October 2024

A Gentleman in Moscow – Amor Towles

Two people at church talked glowingly about this book, so obviously it was a ‘must read.’

The first paragraph, to my surprise, transported me back over 50 years to when I was standing in Red Square in Moscow. This was Cold War, iron curtain time but although this was a school expedition I had been taught virtually nothing about communism. My strong memory, as I took in the colourful onion topped towers of St Basil’s Cathedral and the soldiers marching in front of Lenin’s tomb ready to change the guard, is of the Seagull cars, huge shiny black limousines, racing across Red Square towards the Kremlin, horns blowing, lights flashing, and of the drab, shabbily dressed people quickly scattering out of the way. I remember thinking: communism is supposed to be about equality, isn’t it? I don’t see much of that here. I’m not sure if by then I had read Animal Farm. (I also remember being annoyed that we were taken to the State Circus when the Bolshoi Ballet had originally been promised.)

So here we are looking out onto Red Square from the Hotel Metropole. Still a hotel to this day, it was built in Art Nouveau style at the beginning of the 20th century. There has long been a tradition for those rich enough, to live in luxurious hotel suites and there has also long been a tradition for several countries including Russia to use house arrest as a punishment. Our protagonist, the fictional (but very convincing) Count Alexander Ilyich Rostov, is charged as a social parasite and a born aristocrat before a Bolshevik tribunal in the Kremlin. He is wrongly believed to be the writer of a pro-revolutionary poem, and this mistake saves his life. The high-ranking official decides on a whim that it would be amusing to sentence him to house arrest for life in the Hotel Metropole. Rostov knows he is fortunate to have avoided being summarily executed against a pock marked and bloodied wall.

Thus, the stage is set. Rostov is moved from his spacious and beautifully furnished suite to a chilly, sparse attic. Here the author begins to show us the character of Alexander Ilyich, and it is most endearing. He demonstrates how much small things can be powerful and make a huge difference to one’s life. A rug found in the basement, some wine glasses purloined from his own confiscated belongings, a friendly bird on his windowsill. All these offer a taste of civilisation and delight and are balm for his battered soul. As the hotel is now his whole world, he gradually becomes familiar with every set of backstairs, every service lift, the closets, attics, basements. And, he has companions in this exploration who also enrich his day-to-day life. He knows the kitchens intimately, each and every member of the working staff and the (still) rich and privileged diners who enjoy oysters, veal and champagne while the ordinary citizens starve.

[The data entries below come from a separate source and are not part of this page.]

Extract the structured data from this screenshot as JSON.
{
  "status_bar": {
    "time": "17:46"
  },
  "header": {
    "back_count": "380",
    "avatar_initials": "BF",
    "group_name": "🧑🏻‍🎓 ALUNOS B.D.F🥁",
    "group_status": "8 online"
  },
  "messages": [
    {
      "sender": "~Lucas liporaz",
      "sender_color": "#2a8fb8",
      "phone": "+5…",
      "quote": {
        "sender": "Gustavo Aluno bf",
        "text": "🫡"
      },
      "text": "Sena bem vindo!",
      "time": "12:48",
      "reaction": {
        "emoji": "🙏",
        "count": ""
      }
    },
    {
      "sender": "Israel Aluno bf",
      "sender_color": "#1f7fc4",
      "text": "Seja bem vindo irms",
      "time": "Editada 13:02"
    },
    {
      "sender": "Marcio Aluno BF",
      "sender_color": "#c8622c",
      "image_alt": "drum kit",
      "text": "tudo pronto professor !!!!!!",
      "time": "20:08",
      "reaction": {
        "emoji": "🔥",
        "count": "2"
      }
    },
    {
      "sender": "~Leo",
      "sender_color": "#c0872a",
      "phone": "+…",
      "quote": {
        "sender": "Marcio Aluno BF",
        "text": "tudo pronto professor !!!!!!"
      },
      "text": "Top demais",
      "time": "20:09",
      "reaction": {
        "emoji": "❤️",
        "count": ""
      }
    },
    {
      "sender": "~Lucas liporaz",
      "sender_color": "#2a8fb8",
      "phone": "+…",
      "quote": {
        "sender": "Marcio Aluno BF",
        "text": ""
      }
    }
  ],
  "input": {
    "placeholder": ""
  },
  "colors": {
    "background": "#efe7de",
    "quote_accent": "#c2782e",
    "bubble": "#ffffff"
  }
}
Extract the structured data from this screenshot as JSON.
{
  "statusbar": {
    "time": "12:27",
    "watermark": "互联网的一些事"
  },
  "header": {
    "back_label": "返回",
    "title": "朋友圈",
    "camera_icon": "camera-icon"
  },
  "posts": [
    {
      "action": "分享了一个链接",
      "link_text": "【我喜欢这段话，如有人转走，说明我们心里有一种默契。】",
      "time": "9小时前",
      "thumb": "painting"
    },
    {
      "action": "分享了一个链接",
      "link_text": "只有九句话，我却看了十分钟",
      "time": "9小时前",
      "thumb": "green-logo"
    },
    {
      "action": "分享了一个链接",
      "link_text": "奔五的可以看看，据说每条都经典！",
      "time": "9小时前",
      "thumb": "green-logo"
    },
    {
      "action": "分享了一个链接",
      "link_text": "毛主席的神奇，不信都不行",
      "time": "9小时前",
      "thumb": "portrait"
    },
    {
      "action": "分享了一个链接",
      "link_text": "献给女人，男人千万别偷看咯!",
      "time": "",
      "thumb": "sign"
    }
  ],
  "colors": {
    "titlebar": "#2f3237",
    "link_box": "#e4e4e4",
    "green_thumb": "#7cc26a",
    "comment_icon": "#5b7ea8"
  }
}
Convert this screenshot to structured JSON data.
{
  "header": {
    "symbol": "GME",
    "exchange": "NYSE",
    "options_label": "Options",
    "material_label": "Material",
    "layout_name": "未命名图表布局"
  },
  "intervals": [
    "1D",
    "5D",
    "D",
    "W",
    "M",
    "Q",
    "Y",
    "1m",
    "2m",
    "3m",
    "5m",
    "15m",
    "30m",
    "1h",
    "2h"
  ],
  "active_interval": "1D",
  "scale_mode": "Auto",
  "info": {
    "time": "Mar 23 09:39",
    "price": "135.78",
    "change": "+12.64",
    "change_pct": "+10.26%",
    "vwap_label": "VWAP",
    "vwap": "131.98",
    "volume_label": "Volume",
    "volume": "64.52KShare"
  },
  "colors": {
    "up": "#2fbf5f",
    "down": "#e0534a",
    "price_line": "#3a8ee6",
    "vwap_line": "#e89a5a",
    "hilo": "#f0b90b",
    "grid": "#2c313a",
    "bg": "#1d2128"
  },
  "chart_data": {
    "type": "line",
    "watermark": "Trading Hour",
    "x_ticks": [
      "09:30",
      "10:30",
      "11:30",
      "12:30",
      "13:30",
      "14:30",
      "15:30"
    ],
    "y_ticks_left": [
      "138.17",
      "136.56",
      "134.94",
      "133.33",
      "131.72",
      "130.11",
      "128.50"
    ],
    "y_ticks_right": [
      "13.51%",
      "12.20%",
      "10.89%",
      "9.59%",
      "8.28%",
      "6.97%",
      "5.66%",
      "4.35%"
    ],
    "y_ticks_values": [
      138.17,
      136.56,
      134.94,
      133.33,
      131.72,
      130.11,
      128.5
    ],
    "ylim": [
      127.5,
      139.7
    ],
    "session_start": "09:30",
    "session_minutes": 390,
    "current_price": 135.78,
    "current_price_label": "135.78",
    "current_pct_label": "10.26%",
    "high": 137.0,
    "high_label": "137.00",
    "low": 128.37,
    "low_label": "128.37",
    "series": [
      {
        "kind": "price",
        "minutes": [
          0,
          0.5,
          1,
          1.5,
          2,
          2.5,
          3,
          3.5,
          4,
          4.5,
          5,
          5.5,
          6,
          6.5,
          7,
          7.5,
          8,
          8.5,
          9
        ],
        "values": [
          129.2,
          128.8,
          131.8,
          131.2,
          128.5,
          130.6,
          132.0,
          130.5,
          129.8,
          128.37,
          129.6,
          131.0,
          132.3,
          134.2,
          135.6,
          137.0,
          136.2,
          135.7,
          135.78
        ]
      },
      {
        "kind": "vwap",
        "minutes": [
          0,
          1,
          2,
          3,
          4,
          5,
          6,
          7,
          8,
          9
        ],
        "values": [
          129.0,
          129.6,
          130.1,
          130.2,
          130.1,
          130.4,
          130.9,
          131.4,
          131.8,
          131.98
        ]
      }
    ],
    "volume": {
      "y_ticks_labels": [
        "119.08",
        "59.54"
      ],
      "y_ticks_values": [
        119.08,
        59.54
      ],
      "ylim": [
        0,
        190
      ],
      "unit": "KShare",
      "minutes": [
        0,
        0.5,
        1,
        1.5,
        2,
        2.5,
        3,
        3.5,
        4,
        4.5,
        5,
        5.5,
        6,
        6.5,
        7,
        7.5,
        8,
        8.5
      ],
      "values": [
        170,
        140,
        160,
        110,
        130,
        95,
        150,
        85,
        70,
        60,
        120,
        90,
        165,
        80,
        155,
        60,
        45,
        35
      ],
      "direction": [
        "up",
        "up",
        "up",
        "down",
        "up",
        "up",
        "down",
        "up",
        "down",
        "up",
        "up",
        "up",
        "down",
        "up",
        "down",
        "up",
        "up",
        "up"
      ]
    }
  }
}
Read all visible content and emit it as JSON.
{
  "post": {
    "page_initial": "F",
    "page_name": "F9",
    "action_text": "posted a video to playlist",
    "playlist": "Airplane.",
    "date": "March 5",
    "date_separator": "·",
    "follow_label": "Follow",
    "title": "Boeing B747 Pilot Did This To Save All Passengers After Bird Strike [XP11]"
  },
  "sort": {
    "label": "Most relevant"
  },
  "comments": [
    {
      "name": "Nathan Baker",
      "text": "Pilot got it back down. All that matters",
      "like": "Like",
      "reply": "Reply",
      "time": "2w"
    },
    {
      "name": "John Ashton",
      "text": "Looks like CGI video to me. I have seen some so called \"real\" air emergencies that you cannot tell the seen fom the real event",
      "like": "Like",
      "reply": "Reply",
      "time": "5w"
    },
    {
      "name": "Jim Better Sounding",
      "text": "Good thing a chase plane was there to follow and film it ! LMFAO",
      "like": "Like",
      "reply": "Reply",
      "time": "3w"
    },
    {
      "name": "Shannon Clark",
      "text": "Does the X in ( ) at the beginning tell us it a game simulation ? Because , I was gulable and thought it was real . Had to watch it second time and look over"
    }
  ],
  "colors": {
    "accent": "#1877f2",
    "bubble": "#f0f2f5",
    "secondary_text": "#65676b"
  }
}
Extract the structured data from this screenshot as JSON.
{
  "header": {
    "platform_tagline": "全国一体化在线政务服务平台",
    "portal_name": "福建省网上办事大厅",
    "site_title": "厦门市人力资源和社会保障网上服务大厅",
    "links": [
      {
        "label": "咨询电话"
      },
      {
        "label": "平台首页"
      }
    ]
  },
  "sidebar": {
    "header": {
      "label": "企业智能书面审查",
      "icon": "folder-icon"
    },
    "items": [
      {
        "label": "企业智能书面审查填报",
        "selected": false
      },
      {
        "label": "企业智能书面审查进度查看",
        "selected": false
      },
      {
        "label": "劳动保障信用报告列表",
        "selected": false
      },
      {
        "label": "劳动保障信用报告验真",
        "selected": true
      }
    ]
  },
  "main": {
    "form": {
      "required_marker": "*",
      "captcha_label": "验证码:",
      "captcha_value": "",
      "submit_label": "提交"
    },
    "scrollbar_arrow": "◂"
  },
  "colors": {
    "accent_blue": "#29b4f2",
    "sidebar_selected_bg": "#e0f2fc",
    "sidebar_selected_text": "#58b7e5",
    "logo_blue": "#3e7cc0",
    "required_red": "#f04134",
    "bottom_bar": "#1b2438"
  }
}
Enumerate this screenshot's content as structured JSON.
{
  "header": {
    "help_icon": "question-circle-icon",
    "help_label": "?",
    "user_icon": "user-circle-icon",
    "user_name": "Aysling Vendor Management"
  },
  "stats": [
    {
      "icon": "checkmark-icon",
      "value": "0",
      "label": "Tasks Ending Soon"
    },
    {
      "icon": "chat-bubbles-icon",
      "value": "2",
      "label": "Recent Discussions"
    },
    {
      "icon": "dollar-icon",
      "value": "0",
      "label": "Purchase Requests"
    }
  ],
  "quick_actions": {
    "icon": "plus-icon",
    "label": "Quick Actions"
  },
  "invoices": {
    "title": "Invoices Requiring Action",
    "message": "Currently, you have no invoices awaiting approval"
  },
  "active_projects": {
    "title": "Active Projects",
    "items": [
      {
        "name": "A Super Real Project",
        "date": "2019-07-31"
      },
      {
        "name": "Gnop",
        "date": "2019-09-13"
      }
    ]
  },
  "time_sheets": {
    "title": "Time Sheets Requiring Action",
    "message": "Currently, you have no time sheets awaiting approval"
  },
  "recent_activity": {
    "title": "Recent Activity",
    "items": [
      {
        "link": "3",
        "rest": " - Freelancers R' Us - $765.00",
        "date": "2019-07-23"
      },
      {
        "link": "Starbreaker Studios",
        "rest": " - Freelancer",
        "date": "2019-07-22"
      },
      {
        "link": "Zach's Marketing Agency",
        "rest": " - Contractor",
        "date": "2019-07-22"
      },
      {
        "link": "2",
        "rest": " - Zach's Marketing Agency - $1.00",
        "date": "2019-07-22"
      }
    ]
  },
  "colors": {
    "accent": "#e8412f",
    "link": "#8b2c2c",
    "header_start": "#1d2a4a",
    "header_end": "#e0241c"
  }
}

While this writing is elegant, charming and gently comedic, it is, just like a mille-feuille taken with cucumber sandwiches and China tea, a many layered story. The top layer, like icing, is heavily loaded with sugar. Underneath, not so. Lenin ruled in Russia through the 1917 Revolution until his death in 1924 when Stalin took over, in place as head of state until 1953. This is very much the period covered in this fascinating novel. Agricultural collectivisation, and industrialisation that happened inefficiently and too quickly for the country’s infrastructure to cope, resulted in famine through much of the vast country. The people dining in style night after night in the Hotel Metropole knew about this but they also knew that if they spoke out in any critical fashion, at best they would be sent to hard labour camps in the gulags, or worse, it would be them up against the bloodied Kremlin wall. It is rather depressing to see this situation repeat itself throughout history. Think of present day happenings in

Russia: consider the fate of Alexei Navalny just earlier this year and indeed other opponents of the Russian government who have lost their lives even if living ‘safely’ in England. Brutal is not really a strong enough word for the callous actions of Stalin towards his own people during his reign of power. Some would say the same of Putin today.

Returning to Alexander Rostov in his own microcosm, one of the many parts that made me smile involved a Narnia like episode. He has a wardrobe that he finds has a hollow sounding back to it. Applying a little force, the back gives way and he finds himself in another connecting room. Space, hidden space, his very own. I can imagine the delight and then the fun in furnishing it, mainly with his own possessions again. It is his study; his library and only trusted friends are invited to push their way through the coats.

The whole business of the hotel being a world in itself brought to mind the film ‘The Grand Budapest Hotel’ written by Wes Anderson. It is a powerful device for any writer to create a complete world but also a salutary lesson to us all that we cannot stand totally alone. We will always be affected by the wider world. ‘No man is an island,’ said John Donne.

Pleasingly there is a television series of this book. It is on Apple TV and stars Ewan McGregor as Alexander Rostov. Unusually it is exactly as I imagine it to be and the script sticks very, very closely to the book. Do read … and maybe watch!